I felt it made more sense that a North Pembrokeshire version of this article be left to someone more qualified to write it. Someone like Steve Quinton (who wrote the Pembroke North CC guide) would do a far better job that i ever could! 

 steveq100 27 Jun 2019
In reply to Stefan_Morris:

Good suggestion - might have a go but will struggle to match your photos Steffan!

> I felt it made more sense that a North Pembrokeshire version of this article be left to someone more qualified to write it.
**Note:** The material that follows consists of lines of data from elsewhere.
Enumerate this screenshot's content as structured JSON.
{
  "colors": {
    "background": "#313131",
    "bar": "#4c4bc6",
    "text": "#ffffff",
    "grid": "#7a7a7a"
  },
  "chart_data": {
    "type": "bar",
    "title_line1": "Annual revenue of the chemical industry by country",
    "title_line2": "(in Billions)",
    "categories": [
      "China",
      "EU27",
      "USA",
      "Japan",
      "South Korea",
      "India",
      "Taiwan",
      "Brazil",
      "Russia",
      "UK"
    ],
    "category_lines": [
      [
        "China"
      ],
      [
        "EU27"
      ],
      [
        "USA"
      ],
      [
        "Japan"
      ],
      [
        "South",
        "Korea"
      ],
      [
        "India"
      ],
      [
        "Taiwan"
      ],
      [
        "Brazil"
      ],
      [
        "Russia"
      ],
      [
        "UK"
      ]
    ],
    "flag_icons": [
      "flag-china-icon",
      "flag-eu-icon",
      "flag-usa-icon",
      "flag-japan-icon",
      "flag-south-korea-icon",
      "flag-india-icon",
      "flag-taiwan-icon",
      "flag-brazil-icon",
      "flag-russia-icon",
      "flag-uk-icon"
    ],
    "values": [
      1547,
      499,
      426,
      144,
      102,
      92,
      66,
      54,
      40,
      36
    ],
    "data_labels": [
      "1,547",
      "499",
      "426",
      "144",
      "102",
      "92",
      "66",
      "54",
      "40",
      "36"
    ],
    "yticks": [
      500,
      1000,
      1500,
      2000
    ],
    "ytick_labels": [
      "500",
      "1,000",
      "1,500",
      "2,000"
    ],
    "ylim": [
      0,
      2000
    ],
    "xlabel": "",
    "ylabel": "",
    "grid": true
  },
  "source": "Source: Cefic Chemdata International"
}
Someone like Steve Quinton (who wrote the Pembroke North CC guide) would do a far better job that i ever could! 

 spenser 27 Jun 2019
In reply to Stefan_Morris:

Fair enough!

 Elfyn Jones 01 Jul 2019
In reply to UKC Articles:

Hi

Nice article to some of the more esoteric but superb climbing on this coastline - brings back good memories of the time I lived there and explored some of the "darkest" reaches of this stunning area. 

However a quick comment about the use of the "Talon" on the Castlemartin Ranges - the National Park and MoD have seen the article and have been in touch with the BMC. Knocking anything into the ground on the Castlemartin Ranges is a very big no-no - be that belay stakes or something such as the Talon (in fact it's against their by-laws) due to the very real risk of hitting live unexploded ordnance that may be under the surface.  As unlikely as this may seem - some historical unexploded and live munitions dating back to the second world war was found last winter, less than six inches below the ground,  just a few meters back from the top of St Govans! 

So - please no knocking in of belay stakes or the use of devices such as Talons on the Castelmartin Ranges.  If stakes are required contact the BMC who can arrange for the site to be cleared for unexploded ordnance by the MoD. 

Thanks

Elfyn Jones 

BMC Access & Conservation Officer (Wales)

In reply to Elfyn Jones:

Thanks, that's changed. Please can you get in touch with us directly for important stuff like this to ensure it's picked up.